The kids seem to like it so far, I don’t know if it’s just the energy I give off, or if it’s just that they’ve always wanted to do it and they think it’s cool.

Also deep down, I’m secretly grinning at the success of this. I just really wish that my terrible cooperating teachers could’ve seen me do this so that they can get ‘educated’ in how valuable martial arts is, and how a team sports-dominated curriculum is not the best way to teach phys ed. I also just would love to say to their face, “Well you should research it! If you have the time to do other things, you can research it” xD Hah, such ignorant fucks. It may be easy for someone who’s familiar with the games due to being an athlete with thousands of hours in that particular team sport, but not for someone who doesn’t have that same level of experience, so it’s unfair for anyone to place those same expectations on people when they have disclosed beforehand that they don’t have the same experience as you.

I mean wtf, how much more insulting can you get? I thought you’re supposed to be a teacher, so you’re supposed to be teaching, not belittling your pupils. I just hope that you are going through the torture of the realization of the need for individual sports and why they are important.

My body also feels better and more nimble because of it. Would I go back to karate? Probably not, mainly due to the concern of the footwork fucking mine up in naginata. It took me forever to get better at naginata footwork, yet I’m still working on it.

However do I prefer karate as a form of exercise and fitness over yoga and gym fitness classes? Oh yeah, definitely.

Wow, and that was an entire year

Wow, time really does feel slow when you don’t have anything else going on in your life due to the pandemic. It was easy to waste time and find excuses to waste time, just because you cannot get into your usual routine.

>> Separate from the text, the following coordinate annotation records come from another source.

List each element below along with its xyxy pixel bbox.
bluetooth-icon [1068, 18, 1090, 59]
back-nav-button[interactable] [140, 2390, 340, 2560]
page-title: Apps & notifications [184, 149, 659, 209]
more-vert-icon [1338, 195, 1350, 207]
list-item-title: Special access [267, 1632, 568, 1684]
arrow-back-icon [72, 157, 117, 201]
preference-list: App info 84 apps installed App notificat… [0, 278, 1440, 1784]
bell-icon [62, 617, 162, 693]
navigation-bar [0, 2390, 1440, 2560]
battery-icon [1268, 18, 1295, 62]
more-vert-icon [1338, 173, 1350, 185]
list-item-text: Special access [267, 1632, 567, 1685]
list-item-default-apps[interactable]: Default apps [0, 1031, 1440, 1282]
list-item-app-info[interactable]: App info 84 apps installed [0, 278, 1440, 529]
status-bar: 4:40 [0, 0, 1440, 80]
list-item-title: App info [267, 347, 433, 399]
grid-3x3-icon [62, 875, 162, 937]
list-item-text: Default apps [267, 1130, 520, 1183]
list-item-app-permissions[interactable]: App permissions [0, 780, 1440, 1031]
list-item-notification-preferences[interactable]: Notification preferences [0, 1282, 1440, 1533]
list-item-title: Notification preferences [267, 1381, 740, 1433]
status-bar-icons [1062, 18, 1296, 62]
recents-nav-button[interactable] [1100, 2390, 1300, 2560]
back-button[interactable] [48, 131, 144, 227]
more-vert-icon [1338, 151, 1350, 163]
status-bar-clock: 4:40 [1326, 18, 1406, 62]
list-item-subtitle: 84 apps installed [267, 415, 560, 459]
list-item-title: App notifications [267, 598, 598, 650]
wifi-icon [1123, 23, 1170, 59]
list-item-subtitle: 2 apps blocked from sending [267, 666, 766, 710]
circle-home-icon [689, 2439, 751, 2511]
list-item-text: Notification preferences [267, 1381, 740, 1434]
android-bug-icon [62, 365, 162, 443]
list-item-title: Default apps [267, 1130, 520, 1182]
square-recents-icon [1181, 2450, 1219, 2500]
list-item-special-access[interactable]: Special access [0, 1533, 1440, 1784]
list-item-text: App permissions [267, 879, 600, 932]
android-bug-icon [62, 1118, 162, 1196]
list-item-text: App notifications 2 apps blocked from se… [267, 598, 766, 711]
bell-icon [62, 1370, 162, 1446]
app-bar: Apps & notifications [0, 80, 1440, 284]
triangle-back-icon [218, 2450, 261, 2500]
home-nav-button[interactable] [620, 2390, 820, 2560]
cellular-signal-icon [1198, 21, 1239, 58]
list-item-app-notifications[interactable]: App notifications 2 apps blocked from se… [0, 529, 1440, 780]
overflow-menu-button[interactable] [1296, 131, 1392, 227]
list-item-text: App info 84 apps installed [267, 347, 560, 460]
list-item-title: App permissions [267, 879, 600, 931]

It gets harder and harder to fight it off as well.

I have never taken this much of a break from budo/exercise. Like I’ve said before, the pandemic and this forced break makes me live in the “idea” of naginata, rather than DOING naginata. I miss going outside to my cafes and being able run around in my athleisure attire while doing so.

I wasn’t able to do alot of my new year’s resolutions from last year, so a lot of those 2020 resolutions have now been passed on to the 2021 year. The 2020 year though, admittedly, made me start to explore new projects that I’m definitely going to include in my 2021 goals. Maybe next year I’ll live that “Instagrammy influencer lifestyle” and have it documented more like the old days.

I don’t think it’s healthy for majority of people to rely on 2021 to just magically be 1000% better. I honestly don’t see things getting better overnight, I think it’ll take a little while.

I’m also going to just organize more and sell plants and clothes that I’m a bit tired of and just grew out of.

The biggest resolution I have for next year is to reclaim my old fearless self that was taken away from me due to abuse and betrayal. I know I”m still there and I learned and grew from my traumatic experiences, but I definitely am looking forward for the clock to strike midnight so that I can just be on top of alot of my life again.

See you soon 2021! Life is still too short!